Она не солгала, говоря, что так лучше. Последнее время Энрике почти не приходил в себя. Даже магия, которую пыталась применить Берта для его исцеления, была здесь бессильна. Бамберг допустил роковую ошибку, накладывая Обливиэйт. И потому то, что Энрике больше нет – лучше, чем, если бы он продолжал свою жизнь растения, никого не узнавая, не радуясь, не печалясь… Так лучше.
Берта вздохнула и продолжила сбор вещей. Их тоже мало – её дорожный мешок по-прежнему выглядит полупустым. Ну, вот, в последний раз обвести глазами дом, где прожила почти год, дотронуться до обшарпанной тёплой деревянной стены, вдохнуть его запах… «Прощай!»
А теперь самое важное – Крис. Дома его нет, нет и поблизости, но на то и дано оборотню чутьё, чтобы вычислить друга или врага на расстоянии. Берта, абсолютно не напрягаясь, пошла по его следу.
Она наугад пробиралась сквозь лесные дебри. Берта уже знала, куда выйдет…

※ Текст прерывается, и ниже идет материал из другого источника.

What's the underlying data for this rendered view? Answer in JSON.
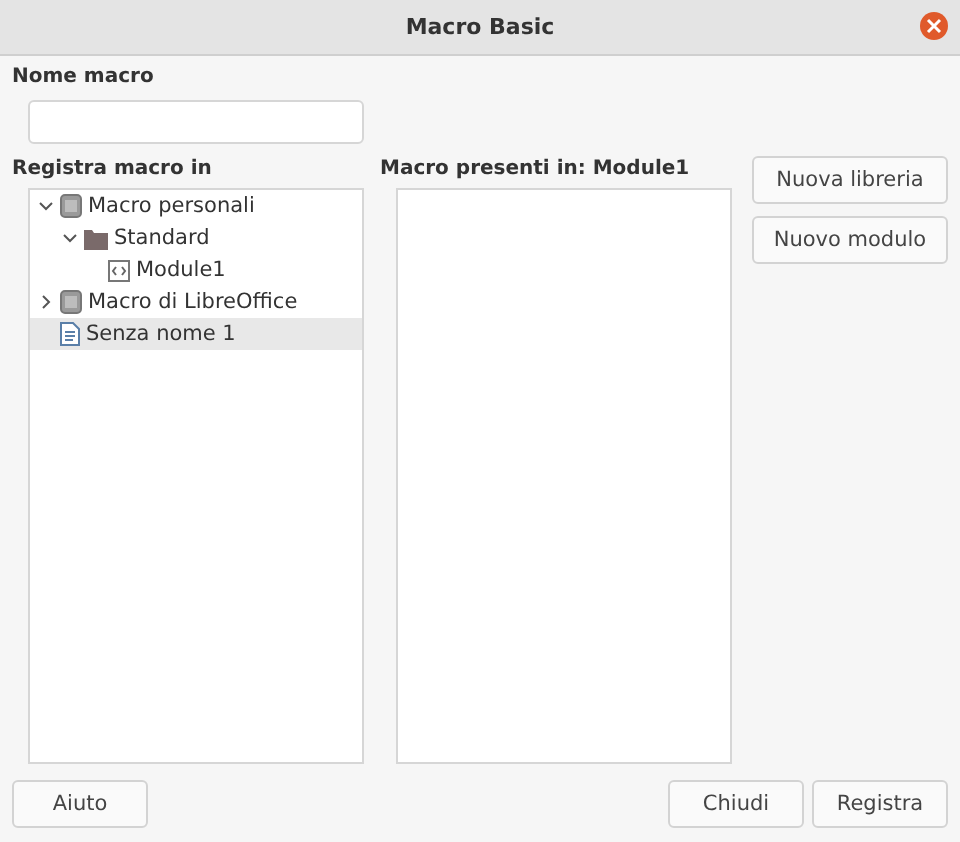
{
  "window": {
    "title": "Macro Basic"
  },
  "macro_name": {
    "label": "Nome macro"
  },
  "save_in": {
    "label": "Registra macro in",
    "tree": [
      {
        "label": "Macro personali",
        "kind": "library",
        "expanded": true,
        "selected": false,
        "children": [
          {
            "label": "Standard",
            "kind": "folder",
            "expanded": true,
            "selected": false,
            "children": [
              {
                "label": "Module1",
                "kind": "module",
                "selected": false
              }
            ]
          }
        ]
      },
      {
        "label": "Macro di LibreOffice",
        "kind": "library",
        "expanded": false,
        "selected": false
      },
      {
        "label": "Senza nome 1",
        "kind": "document",
        "selected": true
      }
    ]
  },
  "macros": {
    "label": "Macro presenti in: Module1"
  },
  "side_buttons": [
    "Nuova libreria",
    "Nuovo modulo"
  ],
  "footer": {
    "help": "Aiuto",
    "buttons": [
      "Chiudi",
      "Registra"
    ]
  }
}
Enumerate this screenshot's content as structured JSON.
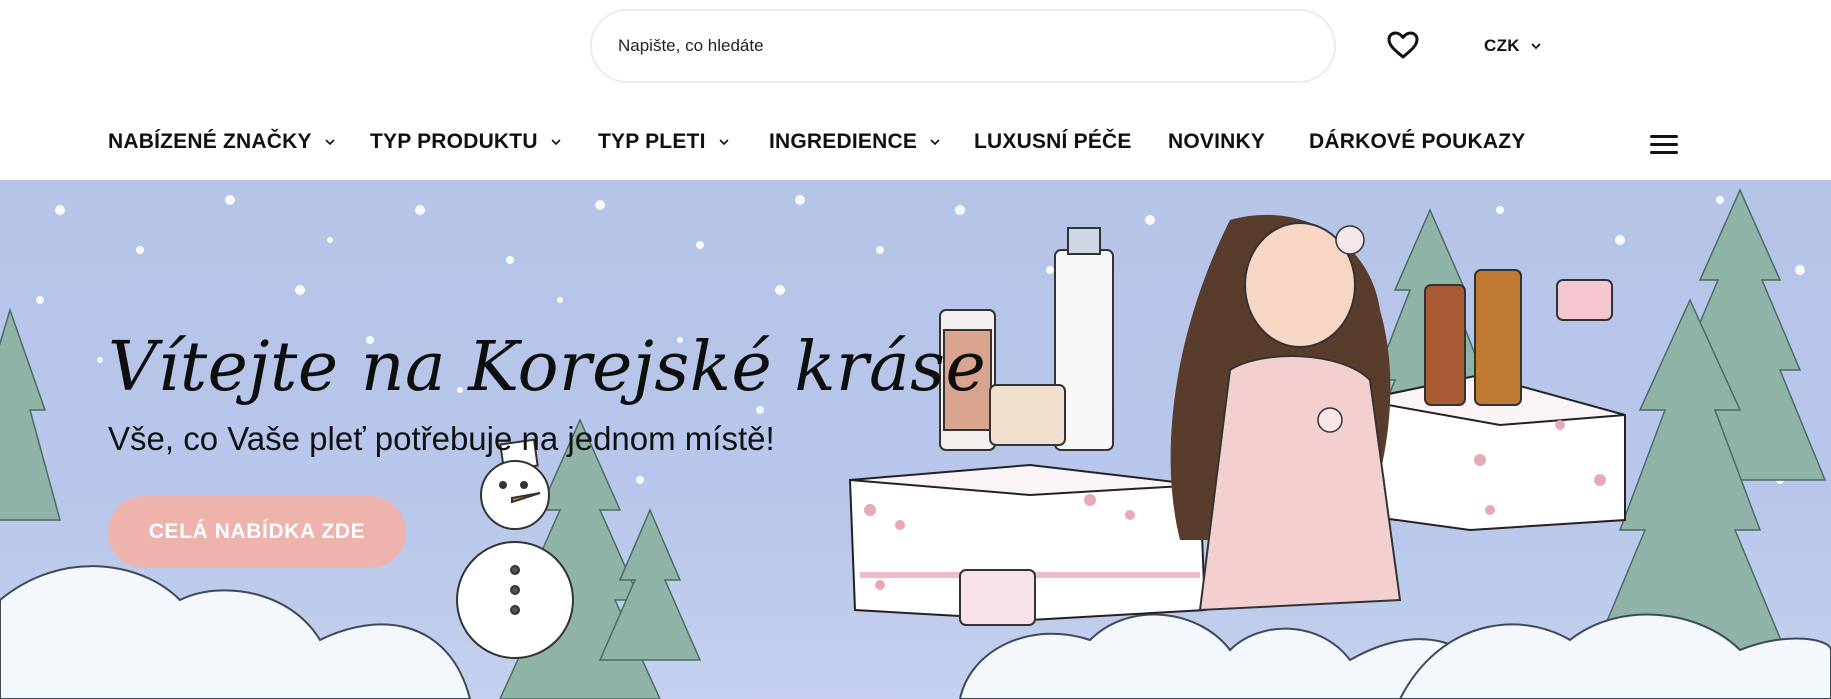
{
  "header": {
    "search": {
      "placeholder": "Napište, co hledáte",
      "value": ""
    },
    "wishlist_icon": "heart-icon",
    "currency": {
      "selected": "CZK"
    }
  },
  "nav": {
    "items": [
      {
        "label": "NABÍZENÉ ZNAČKY",
        "has_dropdown": true
      },
      {
        "label": "TYP PRODUKTU",
        "has_dropdown": true
      },
      {
        "label": "TYP PLETI",
        "has_dropdown": true
      },
      {
        "label": "INGREDIENCE",
        "has_dropdown": true
      },
      {
        "label": "LUXUSNÍ PÉČE",
        "has_dropdown": false
      },
      {
        "label": "NOVINKY",
        "has_dropdown": false
      },
      {
        "label": "DÁRKOVÉ POUKAZY",
        "has_dropdown": false
      }
    ],
    "menu_icon": "hamburger-menu-icon"
  },
  "hero": {
    "title": "Vítejte na Korejské kráse",
    "subtitle": "Vše, co Vaše pleť potřebuje na jednom místě!",
    "cta_label": "CELÁ NABÍDKA ZDE",
    "colors": {
      "sky": "#b6c4e8",
      "cta": "#efb3ad",
      "snow": "#f4f8fc",
      "tree": "#8fb3a6"
    }
  }
}
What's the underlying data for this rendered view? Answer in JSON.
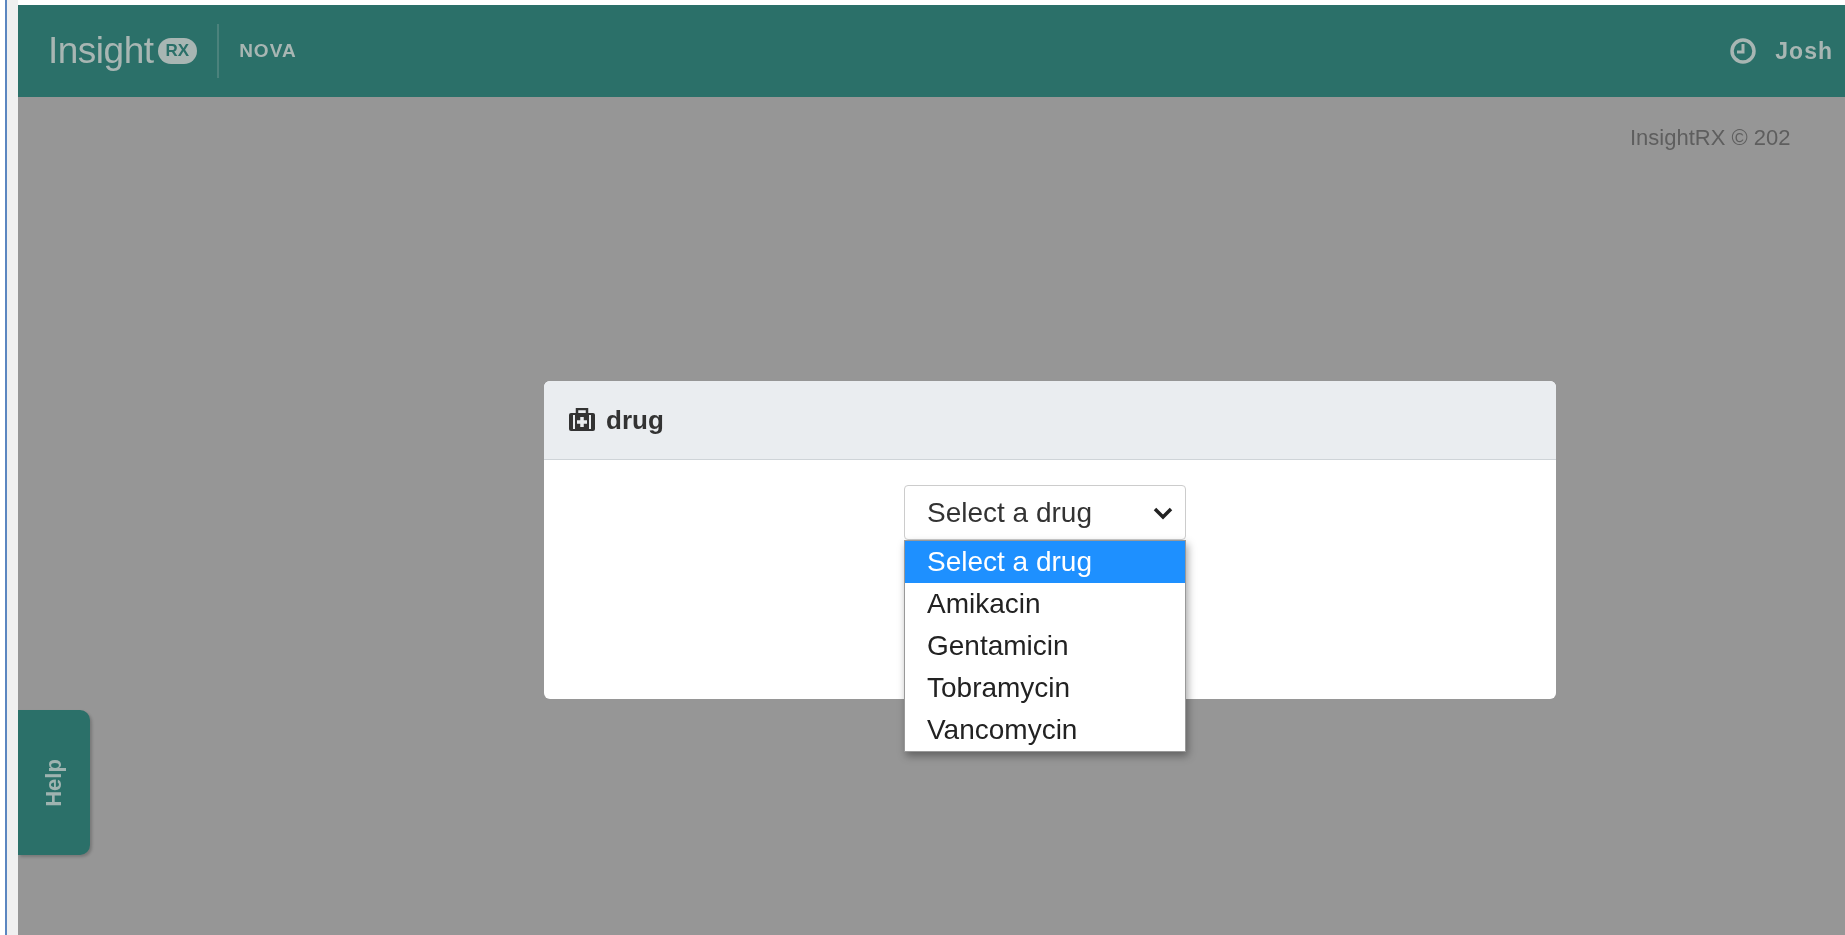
{
  "header": {
    "logo": {
      "name": "Insight",
      "badge": "RX"
    },
    "product": "NOVA",
    "user": "Josh"
  },
  "copyright": "InsightRX © 202",
  "help_tab": "Help",
  "dialog": {
    "title": "drug",
    "select": {
      "value": "Select a drug",
      "expanded": true,
      "options": [
        {
          "label": "Select a drug",
          "selected": true
        },
        {
          "label": "Amikacin",
          "selected": false
        },
        {
          "label": "Gentamicin",
          "selected": false
        },
        {
          "label": "Tobramycin",
          "selected": false
        },
        {
          "label": "Vancomycin",
          "selected": false
        }
      ]
    }
  }
}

И – вот уже сейчас, за теми деревьями – светлое, радостное, непостижимое пространство голубого цвета. Поляна с незабудками. Маленький Космос посреди отдельно взятого леса.
Как всегда, удивляясь и радуясь этому чуду, Берта остановилась на краю поляны, обводя изумлённым взглядом залитое солнцем ярко-голубое пространство. По мелким цветам скользят тени бегущих по словно вымытому недавним дождём небу облаков, добавляя этому месту инфернальности.
…Эта автономная галактика не была так уж необитаема. Широкоплечий сутулый человек неподвижно стоял в нескольких шагах от Берты. Нарушить священную тишину поляны окриком показалось Берте кощунственным, и она преодолела эти несколько шагов и просто положила руку ему на плечо.
- Уходишь, - безжизненно произнёс Крис, и в голосе его не было вопросительных интонаций.
- Да, - коротко, жёстко, но иначе ведь никак нельзя. – Прости.
- Брось. Я же говорил, что предсказания Дары всегда сбываются, - он оскалился, и Берта подумала, что уже успела привыкнуть к этой его нечеловеческой улыбке.